Recently released data from the Federal Reserve Board indicates that consumer credit outstanding is continuing to expand. According to the release, total consumer credit outstanding increased at a seasonally adjusted rate of 5.4 percent in September. For the quarter overall, consumer credit rose by 5.2 percent. The September increase in consumer credit reflected an 8.7 percent increase in non-revolving credit, which encompasses student loans and auto loans. However, the growth in non-revolving credit was partially offset by a 2.9 percent decline in revolving credit, which is largely composed of credit card debt. Total outstanding consumer credit totaled $3.1 trillion at the end of September; 72.2 percent, $2.2 trillion, of this total represents non-revolving credit, while revolving credit accounts for the remaining 27.8 percent, $0.8 billion.
An earlier post demonstrated that student loans are major source of the growth in consumer credit. However, the underlying data also indicate that the federal government is becoming a large holder of consumer credit outstanding. The federal government was the smallest source of consumer credit in 1990. At the beginning of that year, the federal government accounted for 2.0 percent of consumer credit outstanding. By September 2013, the federal government accounted for 23.6 percent of consumer credit outstanding.

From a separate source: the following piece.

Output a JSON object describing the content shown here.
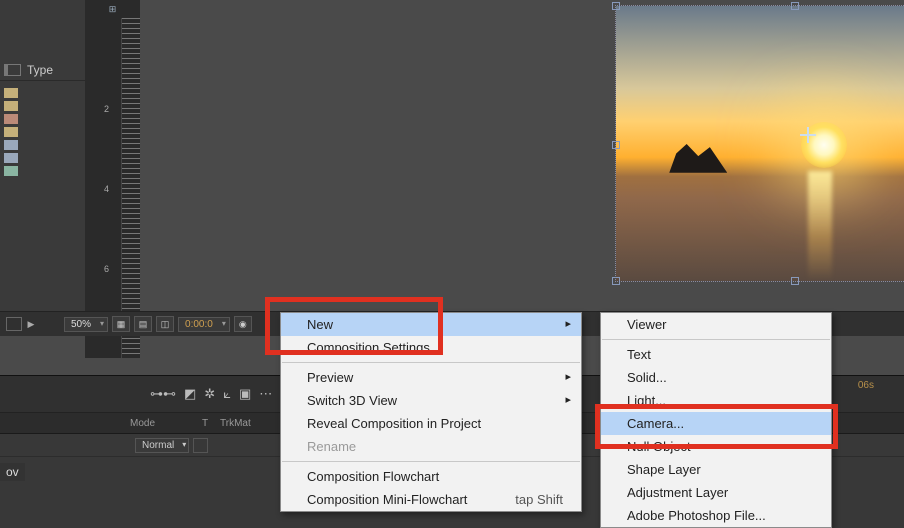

Most of the rise in consumer credit outstanding held by the federal government has occurred only recently. Since March 2010, following the shift of consumer credit from pools of securitized assets to other categories largely due to financial institutions’ implementation of the FAS 166/167 accounting rules, the share of consumer credit held by depository institutions and finance companies has declined while the share of consumer credit held by the federal government has risen. In March 2010, the share of consumer credit held by depository institutions was nearly half, 49.2 percent, of all consumer credit outstanding and the share held by finance companies was nearly a quarter, 23.7 percent, of consumer credit outstanding. Meanwhile the federal government held 9.6 percent of consumer credit outstanding. By September 2013, the share held by depository institutions fell to 40.3 percent and the proportion held by finance companies declined to 22.4 percent, but the percentage of consumer credit held by the federal government rose to 23.6 percent.